L’Institut français de Ouagadougou (IFO) rend hommage à Victor Démé. Décédé le lundi 21 septembre 2015 à l’âge de 54 ans, Victor Démé est auteur de deux albums et dont le troisième était en préparation. Moins d’un mois après son décès, l’artiste a été célébré dans l’Antre de l’IFO.
Awa Sissao, ATT, Alif Naaba, Bill Aka Kora et bien d’autres étaient en affiche ce samedi 5 décembre à l’IFO pour rendre hommage à Victor Démé. Issu d’une famille mandingue, Victor Démé a été révélé au public par son album fétiche « Don maya », qui signifie en langue malinké « Ne pas se moquer du pauvre ». Le défunt artiste a hérité son don pour la musique de sa mère, une griotte sollicitée pour les grands mariages et les baptêmes à Bobo-Dioulasso dans les années 60. D’elle, il a également hérité la voix poignante.
Il avait choisi d’intituler son nouvel album Yafaké, qui veut dire « pardonner » en langue dioula. L’artiste chantait les vertus de la tolérance et de la mansuétude dans un Burkina Faso bouleversé, engagé dans une transition politique difficile. Il avait choisi de charpenter ses douze nouvelles compositions aux accents folk et blues autour de la pulsation d’une batterie, une première pour lui en studio, comme si le climat social orageux de son pays avait imprégné sa musique. Son troisième album sera hélas son dernier.
Ce samedi, ses confrères artistes retiennent de lui « un artiste complet, malheureusement méconnu des mélomanes burkinabè mais qui aura fait son temps ». Ce n’est pas l’artiste ATT qui dira le contraire : « Victor a marqué ma vie artistique. Il m’a toujours dit en tant que jeune artiste de rester moi-même ». « Je rêve de devenir comme lui », dira simplement Awa Sissao pour qui, « Victor Démé est une icône de la musique burkinabè ».

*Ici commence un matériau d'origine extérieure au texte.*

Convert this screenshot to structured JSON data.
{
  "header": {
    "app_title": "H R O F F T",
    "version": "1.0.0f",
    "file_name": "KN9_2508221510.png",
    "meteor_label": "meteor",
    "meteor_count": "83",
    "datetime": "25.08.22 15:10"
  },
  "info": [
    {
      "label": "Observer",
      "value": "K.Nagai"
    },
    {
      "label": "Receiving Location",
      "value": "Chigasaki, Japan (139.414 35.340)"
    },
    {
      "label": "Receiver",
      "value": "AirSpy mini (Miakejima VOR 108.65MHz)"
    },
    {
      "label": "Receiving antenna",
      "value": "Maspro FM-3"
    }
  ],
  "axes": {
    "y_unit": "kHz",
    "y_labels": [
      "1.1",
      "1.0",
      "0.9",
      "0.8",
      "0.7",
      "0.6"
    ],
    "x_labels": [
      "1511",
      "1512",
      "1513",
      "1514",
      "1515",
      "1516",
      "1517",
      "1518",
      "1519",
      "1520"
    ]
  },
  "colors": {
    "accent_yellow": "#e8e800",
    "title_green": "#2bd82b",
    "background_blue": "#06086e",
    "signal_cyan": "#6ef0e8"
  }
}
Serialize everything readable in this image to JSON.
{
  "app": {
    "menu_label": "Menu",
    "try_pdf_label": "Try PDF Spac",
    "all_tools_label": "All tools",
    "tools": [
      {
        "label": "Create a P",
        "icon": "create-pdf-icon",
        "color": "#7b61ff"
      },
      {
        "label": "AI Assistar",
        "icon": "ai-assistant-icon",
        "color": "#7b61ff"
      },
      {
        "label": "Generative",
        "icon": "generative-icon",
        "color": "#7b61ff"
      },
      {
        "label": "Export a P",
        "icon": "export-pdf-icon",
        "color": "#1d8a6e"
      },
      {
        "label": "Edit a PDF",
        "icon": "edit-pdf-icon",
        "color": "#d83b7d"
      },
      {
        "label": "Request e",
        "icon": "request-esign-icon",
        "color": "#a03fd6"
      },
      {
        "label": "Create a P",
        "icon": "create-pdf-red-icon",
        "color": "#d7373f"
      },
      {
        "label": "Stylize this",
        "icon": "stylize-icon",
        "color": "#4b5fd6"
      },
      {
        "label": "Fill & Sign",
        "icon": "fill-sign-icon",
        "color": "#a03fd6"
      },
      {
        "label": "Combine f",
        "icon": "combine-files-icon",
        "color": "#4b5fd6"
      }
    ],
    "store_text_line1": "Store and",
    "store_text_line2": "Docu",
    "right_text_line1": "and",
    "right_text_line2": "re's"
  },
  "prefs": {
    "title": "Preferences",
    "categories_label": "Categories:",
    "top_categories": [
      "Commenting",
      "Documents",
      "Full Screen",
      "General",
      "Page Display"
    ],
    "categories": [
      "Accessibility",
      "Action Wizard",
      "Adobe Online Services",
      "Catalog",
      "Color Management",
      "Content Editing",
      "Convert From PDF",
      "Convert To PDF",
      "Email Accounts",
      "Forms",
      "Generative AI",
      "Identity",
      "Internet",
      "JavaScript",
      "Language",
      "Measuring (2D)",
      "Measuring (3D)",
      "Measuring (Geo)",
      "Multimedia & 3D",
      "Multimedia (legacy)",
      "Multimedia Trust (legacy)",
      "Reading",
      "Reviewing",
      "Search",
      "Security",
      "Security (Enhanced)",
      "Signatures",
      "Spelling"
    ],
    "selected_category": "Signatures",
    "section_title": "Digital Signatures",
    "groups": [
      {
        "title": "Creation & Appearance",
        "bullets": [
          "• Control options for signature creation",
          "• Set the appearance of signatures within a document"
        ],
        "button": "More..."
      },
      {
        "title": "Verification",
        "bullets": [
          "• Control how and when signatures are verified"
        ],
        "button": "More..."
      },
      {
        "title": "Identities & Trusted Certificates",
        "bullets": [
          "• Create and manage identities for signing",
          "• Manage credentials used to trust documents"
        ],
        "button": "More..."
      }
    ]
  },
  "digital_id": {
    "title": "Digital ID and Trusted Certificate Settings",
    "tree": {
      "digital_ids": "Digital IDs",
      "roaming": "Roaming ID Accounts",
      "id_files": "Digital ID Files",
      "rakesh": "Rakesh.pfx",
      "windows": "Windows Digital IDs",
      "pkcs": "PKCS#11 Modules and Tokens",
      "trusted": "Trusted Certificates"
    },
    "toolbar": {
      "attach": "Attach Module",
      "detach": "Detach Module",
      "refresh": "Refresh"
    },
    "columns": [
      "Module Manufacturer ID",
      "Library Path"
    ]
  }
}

Lors de cette soirée, de nombreux artistes se sont succédé pour lui rendre hommage et faire revivre sa musique : Alif Naaba, Bil Aka Kora, Awa Sissao, Moustapha Maïga, ATT, Patrick Kabré, Salif Diarra et bien d’autres encore.
Victor a reçu de son père un autre savoir-faire qui se transmet de génération en génération dans la famille Démé: la couture, pratiquée par ses oncles, ses tantes, ses sœurs, ainsi que leurs ancêtres, une lignée de couturiers de l’ethnie Marka, toujours des Mandingues d’Afrique de l’Ouest.
Le jour, il travaille à l’atelier et la nuit, il commence à fréquenter les clubs de la capitale et chante avec quelques petits groupes. En grandissant, il se forge une réputation dans les gargotes et maquis ivoiriens, notamment au sein du fameux orchestre Super Mandé, mené par la star Abdoulaye Diabaté. C’est de l’atelier de couture paternel en Côte d’Ivoire, à Abidjan, que le jeune Victor Démé atterrit du Burkina Faso à l’âge de l’adolescence, en 1988, pour profiter d’un nouvel élan national à la suite l’accession à la présidence de Thomas Sankara.
Pendant trente ans, il exerce son métier de tailleur en parallèle de sa passion pour le chant. C’est seulement à l’âge de 46 ans, en 2008, qu’il sort son premier disque, « Victor Démé » vendu à 40 000 exemplaires sur le label Chapa Blues Records, fondé par les français Camille Louvel et David Commeillas spécialement pour l’artiste.